Framed in a first-floor window illuminated by a single bare light bulb and a coal fire at her back; a woman who appeared to be painting a mannequin.

I just had the briefest of glimpses as the bus accelerated through the early rush-hour traffic and headed up toward Shawfield but the image made an impression on me. She’d been painting the face of a mannequin which was dressed in what appeared in a tuxedo and stood in the centre of the room in some sort of dias maybe a fruit crate and there was yer woman with a wee thin paintbrush seeming to add features to the bare faced manqué.

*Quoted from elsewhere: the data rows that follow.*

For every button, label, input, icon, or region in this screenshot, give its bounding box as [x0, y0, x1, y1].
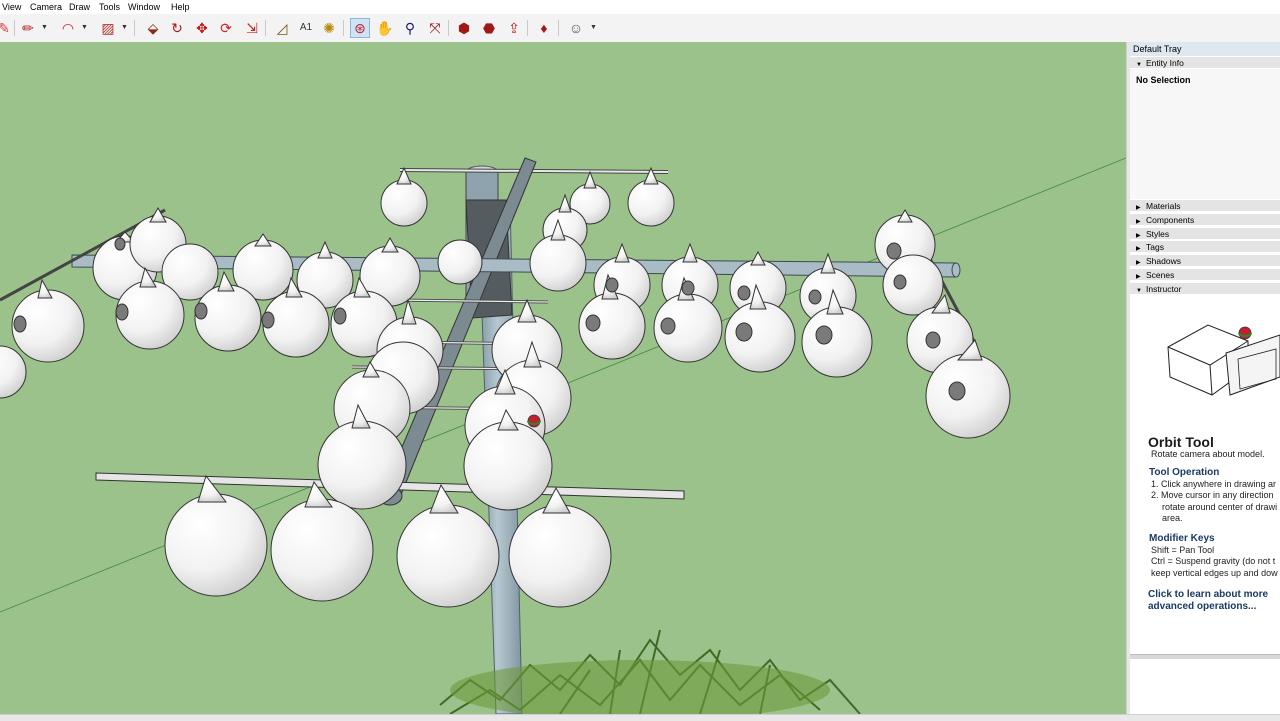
menu-camera[interactable]: Camera: [30, 0, 62, 14]
toolbar-separator: [14, 20, 15, 36]
selection-status: No Selection: [1136, 75, 1191, 85]
paint-bucket-icon[interactable]: ▨: [98, 18, 118, 38]
operation-step-1: 1. Click anywhere in drawing ar: [1151, 479, 1277, 489]
panel-entity-info[interactable]: ▼ Entity Info: [1130, 56, 1280, 68]
panel-label: Components: [1146, 215, 1195, 225]
panel-label: Styles: [1146, 229, 1170, 239]
default-tray: Default Tray ▼ Entity Info No Selection ▶…: [1130, 42, 1280, 714]
toolbar-separator: [448, 20, 449, 36]
learn-more-link[interactable]: Click to learn about more: [1148, 589, 1268, 600]
model-viewport[interactable]: [0, 42, 1126, 714]
menu-window[interactable]: Window: [128, 0, 160, 14]
extension-icon[interactable]: ⬣: [479, 18, 499, 38]
panel-components[interactable]: ▶ Components: [1130, 213, 1280, 225]
pencil-icon[interactable]: ✏: [18, 18, 38, 38]
chevron-down-icon: ▼: [1136, 288, 1142, 294]
orbit-icon[interactable]: ⊛: [350, 18, 370, 38]
toolbar-separator: [527, 20, 528, 36]
scale-icon[interactable]: ⇲: [242, 18, 262, 38]
pan-icon[interactable]: ✋: [375, 18, 395, 38]
user-icon[interactable]: ☺: [566, 18, 586, 38]
toolbar-separator: [558, 20, 559, 36]
entity-info-body: No Selection: [1130, 69, 1280, 202]
orbit-illustration: [1167, 324, 1280, 396]
panel-label: Entity Info: [1146, 58, 1184, 68]
menu-help[interactable]: Help: [171, 0, 190, 14]
panel-tags[interactable]: ▶ Tags: [1130, 240, 1280, 252]
warehouse-icon[interactable]: ⬢: [454, 18, 474, 38]
menu-bar: View Camera Draw Tools Window Help: [0, 0, 1280, 14]
instructor-title: Orbit Tool: [1148, 434, 1214, 450]
learn-more-link-cont[interactable]: advanced operations...: [1148, 601, 1256, 612]
chevron-down-icon[interactable]: ▼: [80, 18, 89, 38]
tray-resize-handle[interactable]: [1130, 654, 1280, 659]
push-pull-icon[interactable]: ⬙: [143, 18, 163, 38]
arc-icon[interactable]: ◠: [58, 18, 78, 38]
panel-scenes[interactable]: ▶ Scenes: [1130, 268, 1280, 280]
ruby-icon[interactable]: ♦: [534, 18, 554, 38]
operation-step-2: 2. Move cursor in any direction: [1151, 490, 1274, 500]
toolbar-separator: [265, 20, 266, 36]
modifier-keys-heading: Modifier Keys: [1149, 533, 1215, 544]
chevron-down-icon[interactable]: ▼: [120, 18, 129, 38]
panel-instructor[interactable]: ▼ Instructor: [1130, 282, 1280, 294]
operation-step-2-cont: rotate around center of drawi: [1162, 502, 1278, 512]
tray-title: Default Tray: [1130, 42, 1280, 56]
zoom-icon[interactable]: ⚲: [400, 18, 420, 38]
panel-label: Scenes: [1146, 270, 1175, 280]
toolbar-separator: [343, 20, 344, 36]
menu-draw[interactable]: Draw: [69, 0, 90, 14]
tool-operation-heading: Tool Operation: [1149, 467, 1220, 478]
panel-label: Tags: [1146, 242, 1164, 252]
zoom-extents-icon[interactable]: ⤧: [425, 18, 445, 38]
rotate-icon[interactable]: ⟳: [216, 18, 236, 38]
instructor-body: Orbit Tool Rotate camera about model. To…: [1130, 297, 1280, 657]
panel-label: Shadows: [1146, 256, 1181, 266]
panel-label: Materials: [1146, 201, 1181, 211]
eraser-icon[interactable]: ✎: [0, 18, 14, 38]
panel-styles[interactable]: ▶ Styles: [1130, 227, 1280, 239]
instructor-subtitle: Rotate camera about model.: [1151, 449, 1265, 459]
paint-icon[interactable]: ✺: [319, 18, 339, 38]
toolbar-separator: [134, 20, 135, 36]
gourd-birdhouse-model: [0, 157, 1126, 714]
text-icon[interactable]: A1: [296, 18, 316, 38]
panel-shadows[interactable]: ▶ Shadows: [1130, 254, 1280, 266]
follow-me-icon[interactable]: ↻: [167, 18, 187, 38]
main-toolbar: ✎ ✏ ▼ ◠ ▼ ▨ ▼ ⬙ ↻ ✥ ⟳ ⇲ ◿ A1 ✺ ⊛ ✋ ⚲ ⤧ ⬢…: [0, 14, 1280, 43]
tape-measure-icon[interactable]: ◿: [272, 18, 292, 38]
modifier-shift: Shift = Pan Tool: [1151, 545, 1215, 555]
menu-tools[interactable]: Tools: [99, 0, 120, 14]
menu-view[interactable]: View: [2, 0, 21, 14]
modifier-ctrl: Ctrl = Suspend gravity (do not t: [1151, 556, 1276, 566]
operation-step-2-end: area.: [1162, 513, 1183, 523]
panel-label: Instructor: [1146, 284, 1182, 294]
panel-materials[interactable]: ▶ Materials: [1130, 199, 1280, 211]
orbit-cursor: [527, 414, 541, 428]
share-icon[interactable]: ⇪: [504, 18, 524, 38]
chevron-down-icon[interactable]: ▼: [589, 18, 598, 38]
chevron-down-icon[interactable]: ▼: [40, 18, 49, 38]
modifier-ctrl-cont: keep vertical edges up and dow: [1151, 568, 1278, 578]
move-icon[interactable]: ✥: [192, 18, 212, 38]
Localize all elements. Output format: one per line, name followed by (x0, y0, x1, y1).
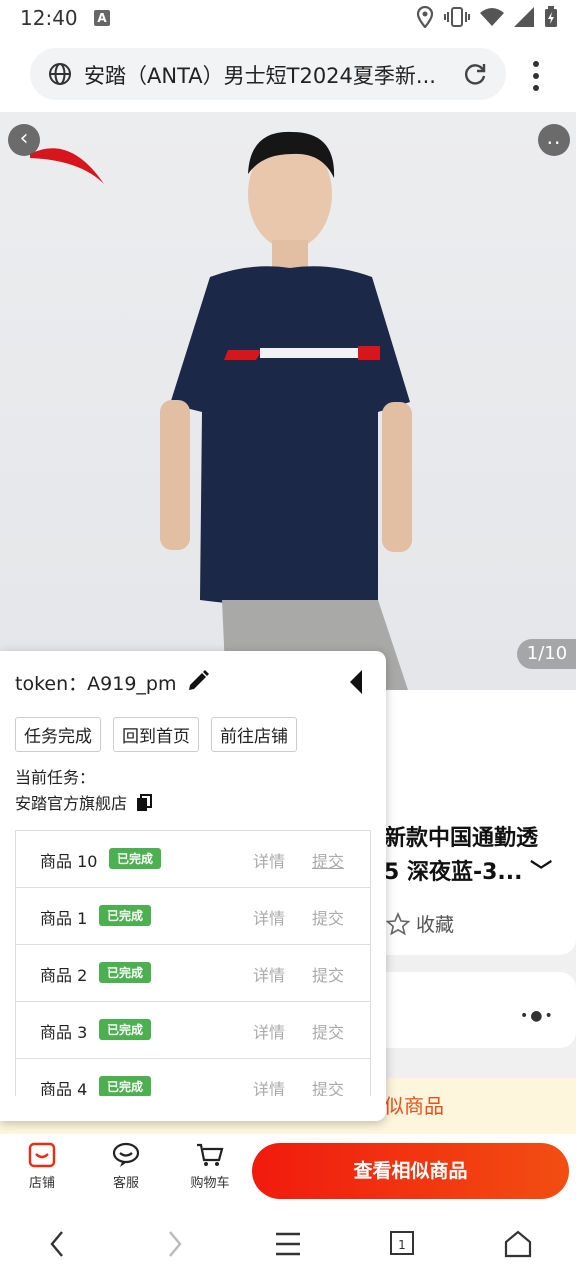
task-complete-button[interactable]: 任务完成 (15, 717, 101, 752)
more-options-icon[interactable]: •●• (520, 1008, 555, 1024)
status-badge: 已完成 (99, 1019, 152, 1040)
back-button[interactable]: ‹ (8, 124, 40, 156)
more-button[interactable]: .. (538, 124, 570, 156)
similar-banner-text: 似商品 (384, 1094, 444, 1118)
product-title-line2: 5 深夜蓝-3... (384, 860, 523, 885)
detail-link[interactable]: 详情 (253, 1076, 285, 1096)
table-row: 商品 10 已完成 详情 提交 (16, 831, 370, 888)
product-title[interactable]: 新款中国通勤透 5 深夜蓝-3... ﹀ (384, 822, 576, 890)
item-name: 商品 10 (40, 852, 98, 871)
chat-icon (112, 1142, 140, 1167)
navigation-bar: 1 (0, 1208, 576, 1280)
service-label: 客服 (112, 1176, 139, 1191)
product-title-line1: 新款中国通勤透 (384, 826, 539, 851)
table-row: 商品 3 已完成 详情 提交 (16, 1002, 370, 1059)
nav-forward-icon[interactable] (154, 1226, 194, 1262)
view-similar-button[interactable]: 查看相似商品 (252, 1143, 569, 1199)
address-bar[interactable]: 安踏（ANTA）男士短T2024夏季新... (30, 48, 506, 100)
star-icon (386, 911, 410, 935)
battery-icon (545, 6, 557, 27)
wifi-icon (480, 8, 504, 26)
task-panel: token：A919_pm 任务完成 回到首页 前往店铺 当前任务： 安踏官方旗… (0, 651, 386, 1121)
table-row: 商品 4 已完成 详情 提交 (16, 1059, 370, 1096)
copy-icon[interactable] (136, 794, 154, 812)
current-task-label: 当前任务： (15, 768, 96, 787)
nav-home-icon[interactable] (498, 1226, 538, 1262)
keyboard-a-icon: A (94, 10, 110, 26)
token-label: token： (15, 673, 88, 695)
table-row: 商品 1 已完成 详情 提交 (16, 888, 370, 945)
detail-link[interactable]: 详情 (253, 1019, 285, 1043)
task-item-list: 商品 10 已完成 详情 提交 商品 1 已完成 详情 提交 商品 2 已完成 详情 提交 商品 3 已完… (15, 830, 371, 1096)
cart-label: 购物车 (190, 1176, 230, 1191)
current-task-value: 安踏官方旗舰店 (15, 794, 128, 813)
submit-link[interactable]: 提交 (312, 1076, 344, 1096)
status-bar: 12:40 A (0, 0, 576, 36)
more-vert-icon[interactable] (524, 58, 548, 94)
submit-link[interactable]: 提交 (312, 962, 344, 986)
cart-icon (197, 1143, 224, 1166)
submit-link[interactable]: 提交 (312, 848, 344, 872)
detail-link[interactable]: 详情 (253, 905, 285, 929)
chevron-down-icon[interactable]: ﹀ (522, 860, 552, 885)
item-name: 商品 1 (40, 909, 88, 928)
edit-pencil-icon[interactable] (186, 669, 210, 693)
globe-icon (49, 63, 71, 85)
svg-text:1: 1 (398, 1238, 406, 1252)
status-time: 12:40 (20, 6, 78, 30)
page-title: 安踏（ANTA）男士短T2024夏季新... (84, 64, 436, 88)
status-badge: 已完成 (99, 1076, 152, 1096)
signal-icon (514, 7, 534, 27)
item-name: 商品 4 (40, 1080, 88, 1096)
store-icon (28, 1142, 56, 1168)
favorite-label: 收藏 (416, 914, 455, 936)
detail-link[interactable]: 详情 (253, 962, 285, 986)
panel-button-row: 任务完成 回到首页 前往店铺 (15, 717, 297, 752)
store-button[interactable]: 店铺 (12, 1142, 72, 1191)
model-photo (30, 131, 412, 690)
bottom-action-bar: 店铺 客服 购物车 查看相似商品 (0, 1134, 576, 1208)
item-name: 商品 2 (40, 966, 88, 985)
service-button[interactable]: 客服 (96, 1142, 156, 1191)
product-image[interactable] (0, 112, 576, 690)
detail-link[interactable]: 详情 (253, 848, 285, 872)
submit-link[interactable]: 提交 (312, 905, 344, 929)
image-counter: 1/10 (517, 639, 576, 669)
item-name: 商品 3 (40, 1023, 88, 1042)
collapse-panel-icon[interactable] (346, 668, 366, 696)
go-store-button[interactable]: 前往店铺 (211, 717, 297, 752)
nav-back-icon[interactable] (38, 1226, 78, 1262)
status-badge: 已完成 (99, 905, 152, 926)
status-badge: 已完成 (109, 848, 162, 869)
vibrate-icon (444, 7, 470, 27)
reload-icon[interactable] (462, 61, 488, 87)
token-value: A919_pm (87, 673, 177, 695)
status-badge: 已完成 (99, 962, 152, 983)
browser-toolbar: 安踏（ANTA）男士短T2024夏季新... (0, 36, 576, 112)
current-task: 当前任务： 安踏官方旗舰店 (15, 765, 154, 817)
favorite-button[interactable]: 收藏 (386, 910, 454, 937)
store-label: 店铺 (28, 1176, 55, 1191)
go-home-button[interactable]: 回到首页 (113, 717, 199, 752)
cart-button[interactable]: 购物车 (180, 1142, 240, 1191)
token-display: token：A919_pm (15, 669, 176, 696)
location-icon (416, 6, 434, 28)
status-icons (416, 6, 558, 28)
submit-link[interactable]: 提交 (312, 1019, 344, 1043)
nav-tabs-icon[interactable]: 1 (382, 1226, 422, 1262)
nav-menu-icon[interactable] (268, 1226, 308, 1262)
table-row: 商品 2 已完成 详情 提交 (16, 945, 370, 1002)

Her concentration was total.

Every evening I looked out for this but never witnessed it again. I guessed she was involving herself in theatre work but I could obviously not be sure of this.

Weeks later my Granny asked me had I heard about the woman who’d jumped fae the Dalmornock Bridge into the Clyde?

I says, naw, and she says, aye, lassie went in and dinnae come back oot despite the best efforts o’ the famous Riverman.

The Riverman fishes everybody oot in the end.